When Jane Nicholson of Crannagael House was handed a letter by the postman on one of his usual rounds two weeks ago, she could hardly believe her eyes.
The unassuming little white letter had no postage stamp on it, but carried the date ‘9 AUG 1957’. It was addressed to ‘Mrs Nicholson, Crannagael, Annaghmore, Portadown’.
It was soon discovered that ‘Mrs Nicholson’ did not refer to Jane, but to her husband John’s grandmother, Susan.
Jane deciphered the address of origin as Quintinmanus, Newmills, outside Dungannon in County Tyrone.
Despite being only twelve miles up the road by car, the letter had taken a massive 66 years to finally arrive at its destination at Crannagael!
Crannagael House is a picturesque Georgian property owned and occupied by Jane and John Nicholson, nestled deep in the Armagh countryside, just outside Annaghmore, with Nicholson’s having lived at Crannagael House since 1760.
Keen to know more, Jane shared the remarkable story on the Crannagael House Facebook page, which she operates.
She had discovered that the letter, which spanned four pages, was from a Sarah Irwin who was responding to Susan Nicholson, thanking her for her condolences which had previously been expressed on the death of Sarah’s husband Chris.
The families had both made acquaintance whilst living in Vancouver, Canada, but had both since returned to live in Northern Ireland.
The story was discovered by family-friend Roy Allen – who helps to run the ‘County Tyrone in Photos’ Facebook group. Through the power of social media, Roy managed to trace the grandchildren of the woman – Sarah Irwin – who wrote the letter!
It was decided that both families would meet for the letter to be handed back to the Irwin grandchildren.
Sure enough, at 2pm on Friday, May 5, both parties came together, having never met before, to exchange age-old memories, family photos, and of course, the famous letter!

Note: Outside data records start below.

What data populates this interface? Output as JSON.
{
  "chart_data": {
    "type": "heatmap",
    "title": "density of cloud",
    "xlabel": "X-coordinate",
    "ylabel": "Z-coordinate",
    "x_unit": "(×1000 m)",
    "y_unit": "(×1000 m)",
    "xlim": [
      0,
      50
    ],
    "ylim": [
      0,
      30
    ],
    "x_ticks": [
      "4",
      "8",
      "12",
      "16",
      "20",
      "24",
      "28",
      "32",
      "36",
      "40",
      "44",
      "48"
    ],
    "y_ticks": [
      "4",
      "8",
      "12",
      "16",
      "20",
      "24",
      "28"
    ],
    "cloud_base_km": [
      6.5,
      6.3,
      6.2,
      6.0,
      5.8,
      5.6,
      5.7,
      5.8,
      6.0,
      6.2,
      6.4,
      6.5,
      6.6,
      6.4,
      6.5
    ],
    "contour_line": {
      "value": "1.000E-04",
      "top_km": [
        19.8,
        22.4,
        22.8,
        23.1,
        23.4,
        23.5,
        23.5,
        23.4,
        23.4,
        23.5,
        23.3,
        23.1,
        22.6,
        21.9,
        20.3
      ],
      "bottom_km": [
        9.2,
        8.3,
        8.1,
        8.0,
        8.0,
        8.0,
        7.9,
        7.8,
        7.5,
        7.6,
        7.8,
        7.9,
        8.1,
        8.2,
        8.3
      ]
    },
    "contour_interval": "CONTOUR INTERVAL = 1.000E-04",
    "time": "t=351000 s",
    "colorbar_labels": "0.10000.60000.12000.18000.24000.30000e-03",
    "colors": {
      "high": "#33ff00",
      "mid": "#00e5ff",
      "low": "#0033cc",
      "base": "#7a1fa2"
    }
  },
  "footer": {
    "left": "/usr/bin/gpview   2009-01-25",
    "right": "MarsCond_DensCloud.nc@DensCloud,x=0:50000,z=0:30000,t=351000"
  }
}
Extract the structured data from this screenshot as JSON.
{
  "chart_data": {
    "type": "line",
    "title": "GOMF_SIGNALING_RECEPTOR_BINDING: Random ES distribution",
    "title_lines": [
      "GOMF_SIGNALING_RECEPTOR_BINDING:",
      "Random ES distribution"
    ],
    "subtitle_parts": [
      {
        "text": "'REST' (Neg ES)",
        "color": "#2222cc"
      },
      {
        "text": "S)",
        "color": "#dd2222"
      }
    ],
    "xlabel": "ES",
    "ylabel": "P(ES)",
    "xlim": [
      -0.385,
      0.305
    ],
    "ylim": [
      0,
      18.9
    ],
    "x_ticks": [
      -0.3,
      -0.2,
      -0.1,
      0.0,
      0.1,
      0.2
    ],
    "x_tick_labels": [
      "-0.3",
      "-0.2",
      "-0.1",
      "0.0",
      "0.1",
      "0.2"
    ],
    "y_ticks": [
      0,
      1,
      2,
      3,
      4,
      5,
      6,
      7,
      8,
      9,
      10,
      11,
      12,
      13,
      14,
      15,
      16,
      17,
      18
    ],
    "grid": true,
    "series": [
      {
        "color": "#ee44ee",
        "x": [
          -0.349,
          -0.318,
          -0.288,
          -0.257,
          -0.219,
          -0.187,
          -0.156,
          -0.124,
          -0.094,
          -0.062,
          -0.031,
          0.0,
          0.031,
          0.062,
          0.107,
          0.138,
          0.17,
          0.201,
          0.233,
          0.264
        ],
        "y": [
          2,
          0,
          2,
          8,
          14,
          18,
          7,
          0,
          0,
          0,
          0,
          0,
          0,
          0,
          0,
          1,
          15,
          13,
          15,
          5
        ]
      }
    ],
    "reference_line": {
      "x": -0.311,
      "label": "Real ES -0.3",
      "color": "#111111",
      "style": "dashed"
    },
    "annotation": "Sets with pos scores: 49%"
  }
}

Present at the gathering, which took place, fittingly, in Crannagael House over a cup of tea, was Roy Allen, Jane and John Nicholson, and Sarah Irwin’s grandchildren, Carol Moore, Linda Black and Linda’s brother Chris. Armagh I‘s Scott Mann – myself – had the pleasure of being invited along.
Speaking to Armagh I on the day, Jane joked: “I was jolly excited to get a letter that was handwritten to Mrs Nicholson. It made me feel terribly grand!

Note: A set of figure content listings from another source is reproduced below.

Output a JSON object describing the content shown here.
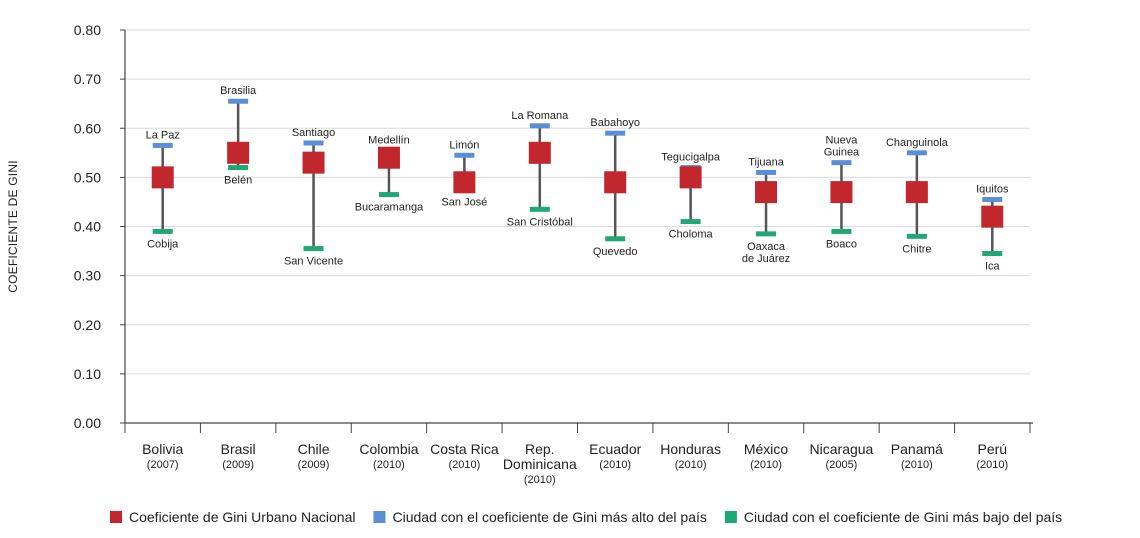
{
  "chart_data": {
    "type": "range",
    "ylabel": "COEFICIENTE DE GINI",
    "ylim": [
      0,
      0.8
    ],
    "yticks": [
      "0.00",
      "0.10",
      "0.20",
      "0.30",
      "0.40",
      "0.50",
      "0.60",
      "0.70",
      "0.80"
    ],
    "grid": true,
    "legend_position": "bottom",
    "categories": [
      {
        "name": [
          "Bolivia"
        ],
        "year": "(2007)",
        "national": 0.5,
        "high": 0.565,
        "low": 0.39,
        "high_city": [
          "La Paz"
        ],
        "low_city": [
          "Cobija"
        ]
      },
      {
        "name": [
          "Brasil"
        ],
        "year": "(2009)",
        "national": 0.55,
        "high": 0.655,
        "low": 0.52,
        "high_city": [
          "Brasilia"
        ],
        "low_city": [
          "Belén"
        ]
      },
      {
        "name": [
          "Chile"
        ],
        "year": "(2009)",
        "national": 0.53,
        "high": 0.57,
        "low": 0.355,
        "high_city": [
          "Santiago"
        ],
        "low_city": [
          "San Vicente"
        ]
      },
      {
        "name": [
          "Colombia"
        ],
        "year": "(2010)",
        "national": 0.54,
        "high": 0.555,
        "low": 0.465,
        "high_city": [
          "Medellín"
        ],
        "low_city": [
          "Bucaramanga"
        ]
      },
      {
        "name": [
          "Costa Rica"
        ],
        "year": "(2010)",
        "national": 0.49,
        "high": 0.545,
        "low": 0.475,
        "high_city": [
          "Limón"
        ],
        "low_city": [
          "San José"
        ]
      },
      {
        "name": [
          "Rep.",
          "Dominicana"
        ],
        "year": "(2010)",
        "national": 0.55,
        "high": 0.605,
        "low": 0.435,
        "high_city": [
          "La Romana"
        ],
        "low_city": [
          "San Cristóbal"
        ]
      },
      {
        "name": [
          "Ecuador"
        ],
        "year": "(2010)",
        "national": 0.49,
        "high": 0.59,
        "low": 0.375,
        "high_city": [
          "Babahoyo"
        ],
        "low_city": [
          "Quevedo"
        ]
      },
      {
        "name": [
          "Honduras"
        ],
        "year": "(2010)",
        "national": 0.5,
        "high": 0.52,
        "low": 0.41,
        "high_city": [
          "Tegucigalpa"
        ],
        "low_city": [
          "Choloma"
        ]
      },
      {
        "name": [
          "México"
        ],
        "year": "(2010)",
        "national": 0.47,
        "high": 0.51,
        "low": 0.385,
        "high_city": [
          "Tijuana"
        ],
        "low_city": [
          "Oaxaca",
          "de Juárez"
        ]
      },
      {
        "name": [
          "Nicaragua"
        ],
        "year": "(2005)",
        "national": 0.47,
        "high": 0.53,
        "low": 0.39,
        "high_city": [
          "Nueva",
          "Guinea"
        ],
        "low_city": [
          "Boaco"
        ]
      },
      {
        "name": [
          "Panamá"
        ],
        "year": "(2010)",
        "national": 0.47,
        "high": 0.55,
        "low": 0.38,
        "high_city": [
          "Changuinola"
        ],
        "low_city": [
          "Chitre"
        ]
      },
      {
        "name": [
          "Perú"
        ],
        "year": "(2010)",
        "national": 0.42,
        "high": 0.455,
        "low": 0.345,
        "high_city": [
          "Iquitos"
        ],
        "low_city": [
          "Ica"
        ]
      }
    ],
    "legend": [
      {
        "label": "Coeficiente de Gini Urbano Nacional",
        "color": "#c1272d"
      },
      {
        "label": "Ciudad con el coeficiente de Gini más alto del país",
        "color": "#5b8ed6"
      },
      {
        "label": "Ciudad con el coeficiente de Gini más bajo del país",
        "color": "#1fa774"
      }
    ],
    "colors": {
      "national": "#c1272d",
      "high": "#5b8ed6",
      "low": "#1fa774",
      "whisker": "#555555",
      "grid": "#dcdcdc",
      "axis": "#444444"
    }
  }
}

“It was almost a bit disappointing when I realised it wasn’t for me, but the unfolding story has been far more interesting.
She added: “It’s been absolutely fascinating meeting up with them. I love family histories and they’ve come armed with all these photographs and to actually put faces to the names that are mentioned in the letter, it’s been absolutely surreal.

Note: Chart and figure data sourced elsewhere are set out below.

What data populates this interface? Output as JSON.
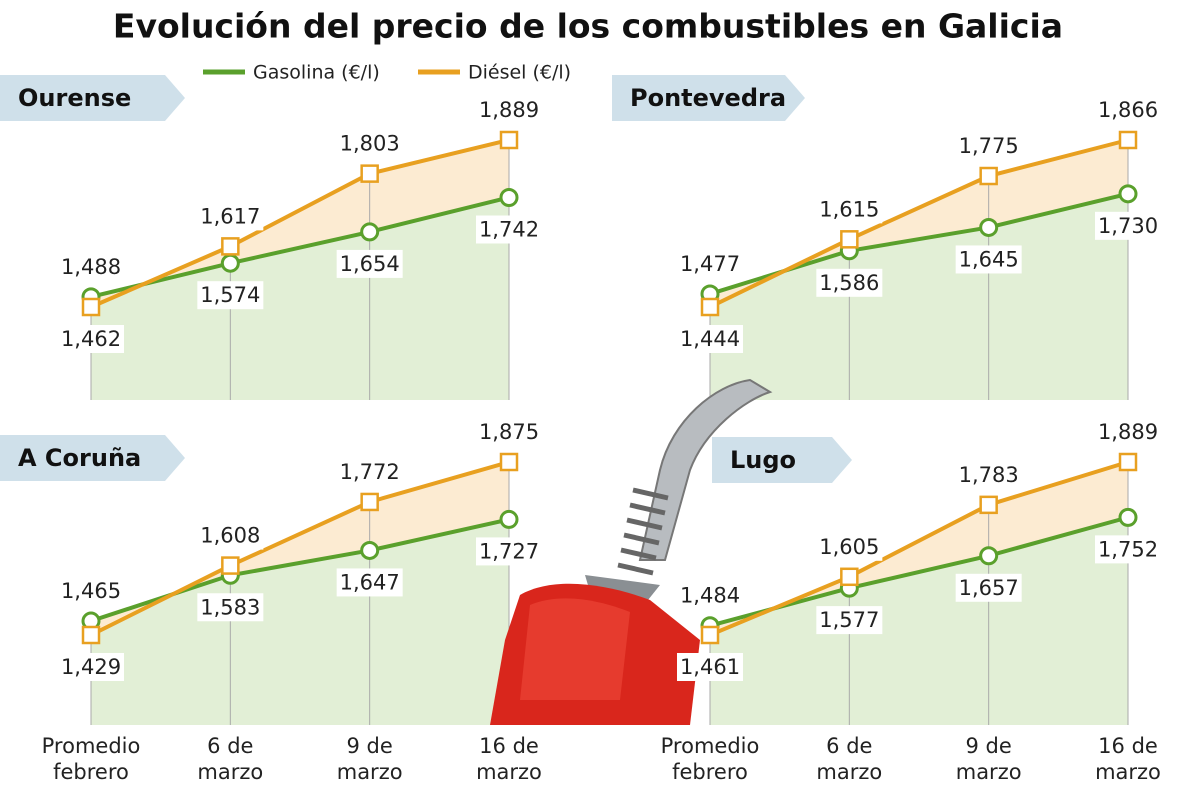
{
  "title": "Evolución del precio de los combustibles en Galicia",
  "chart_data": [
    {
      "type": "line",
      "title": "Ourense",
      "series": [
        {
          "name": "Gasolina (€/l)",
          "color": "#5aa02c",
          "values": [
            1.488,
            1.574,
            1.654,
            1.742
          ],
          "value_labels": [
            "1,488",
            "1,574",
            "1,654",
            "1,742"
          ]
        },
        {
          "name": "Diésel (€/l)",
          "color": "#e8a020",
          "values": [
            1.462,
            1.617,
            1.803,
            1.889
          ],
          "value_labels": [
            "1,462",
            "1,617",
            "1,803",
            "1,889"
          ]
        }
      ]
    },
    {
      "type": "line",
      "title": "Pontevedra",
      "series": [
        {
          "name": "Gasolina (€/l)",
          "color": "#5aa02c",
          "values": [
            1.477,
            1.586,
            1.645,
            1.73
          ],
          "value_labels": [
            "1,477",
            "1,586",
            "1,645",
            "1,730"
          ]
        },
        {
          "name": "Diésel (€/l)",
          "color": "#e8a020",
          "values": [
            1.444,
            1.615,
            1.775,
            1.866
          ],
          "value_labels": [
            "1,444",
            "1,615",
            "1,775",
            "1,866"
          ]
        }
      ]
    },
    {
      "type": "line",
      "title": "A Coruña",
      "categories": [
        "Promedio\nfebrero",
        "6 de\nmarzo",
        "9 de\nmarzo",
        "16 de\nmarzo"
      ],
      "series": [
        {
          "name": "Gasolina (€/l)",
          "color": "#5aa02c",
          "values": [
            1.465,
            1.583,
            1.647,
            1.727
          ],
          "value_labels": [
            "1,465",
            "1,583",
            "1,647",
            "1,727"
          ]
        },
        {
          "name": "Diésel (€/l)",
          "color": "#e8a020",
          "values": [
            1.429,
            1.608,
            1.772,
            1.875
          ],
          "value_labels": [
            "1,429",
            "1,608",
            "1,772",
            "1,875"
          ]
        }
      ]
    },
    {
      "type": "line",
      "title": "Lugo",
      "categories": [
        "Promedio\nfebrero",
        "6 de\nmarzo",
        "9 de\nmarzo",
        "16 de\nmarzo"
      ],
      "series": [
        {
          "name": "Gasolina (€/l)",
          "color": "#5aa02c",
          "values": [
            1.484,
            1.577,
            1.657,
            1.752
          ],
          "value_labels": [
            "1,484",
            "1,577",
            "1,657",
            "1,752"
          ]
        },
        {
          "name": "Diésel (€/l)",
          "color": "#e8a020",
          "values": [
            1.461,
            1.605,
            1.783,
            1.889
          ],
          "value_labels": [
            "1,461",
            "1,605",
            "1,783",
            "1,889"
          ]
        }
      ]
    }
  ]
}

“It’s just such a piece of social history. If it hadn’t have gotten lost all those years, it probably would have been destroyed and nobody would have known anything about it. All the threads and everything may have just been lost, but it’s just all come together.”
The letter was written from Carol Moore’s parents’ house, where Carol grew up.
Carol explained: “I thought initially that Jane had found the letter in the house…. then I rang Jane and she informed me that the letter was posted! I’m just astounded that this has turned up. It’ just so bizarre… I recognised my granny’s writing because she used to write letters to friends and families in Canada.
“Linda and Chris have photographs that I’ve never seen before so it’s been a joy to exchange the photographs and talk about our grandparents!”